Susan Nelson, cooperative observer program manager at the National Weather Service western region headquarters in Salt Lake City, and Rick Dittmann meteorologist-in-charge of the National Weather Service forecast office in Pocatello, presented the award at 11:00 a.m. on Oct. 28 during a ceremony at the Pocatello office.
Clothier began recording weather and climate observations at Pocatello in February 1971. During his tenure, Clothier provided uninterrupted observations and recorded daily precipitation and temperature data, as well as critical storm spotter information. Clothier is also the recipient of the National Weather Service Cooperative Observer Program second highest award, the John Campanius Holm Award, which he received in 2001. Clothier’s flawless and informative observations have been instrumental in providing the National Weather Service with critical weather information.

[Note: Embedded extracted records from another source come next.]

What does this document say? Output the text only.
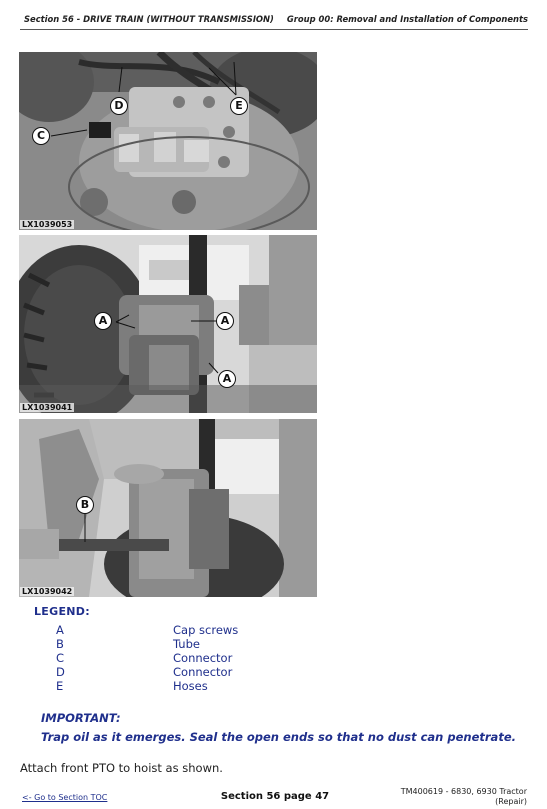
Section 56 - DRIVE TRAIN (WITHOUT TRANSMISSION) Group 00: Removal and Installation of Components
D	E
C
LX1039053
A	A
A
LX1039041
B
LX1039042
LEGEND:
A	Cap screws
B	Tube
C	Connector
D	Connector
E	Hoses
IMPORTANT:
Trap oil as it emerges. Seal the open ends so that no dust can penetrate.
Attach front PTO to hoist as shown.
<- Go to Section TOC	Section 56 page 47	TM400619 - 6830, 6930 Tractor
(Repair)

The National Weather Service’s Cooperative Observer Program has given scientists and researchers continuous observational data since the program’s inception more than a century ago. Today, some 11,700 volunteer observers participate in the nationwide program to provide daily reports on temperature, precipitation and other weather factors such as snow depth, river levels and soil temperature.
Weather records retain their importance as time goes by. Long and continuous records provide an accurate picture of a locale’s normal weather, and give climatologists and others a basis for predicting future trends. These data are invaluable for scientists studying floods, droughts and heat and cold waves. At the end of each month, observers mail their records to the National Climatic Data Center for publication in “Climatological Data” or “Hourly Precipitation Data.”
The first extensive network of cooperative stations was set up in the 1890s as a result of an 1890 act of Congress that established the U.S. Weather Bureau. Many of the stations have even longer histories. John Campanius Holm’s weather records, taken without benefit of instruments in 1644 and 1645, were the earliest known recorded observations in the United States.
Many historic figures have also maintained weather records, including Benjamin Franklin, George Washington and Thomas Jefferson. Jefferson maintained an almost unbroken record of weather observations between 1776 and 1816, and Washington took weather observations just a few days before he died. The Jefferson and Holm awards are named for these weather observation pioneers.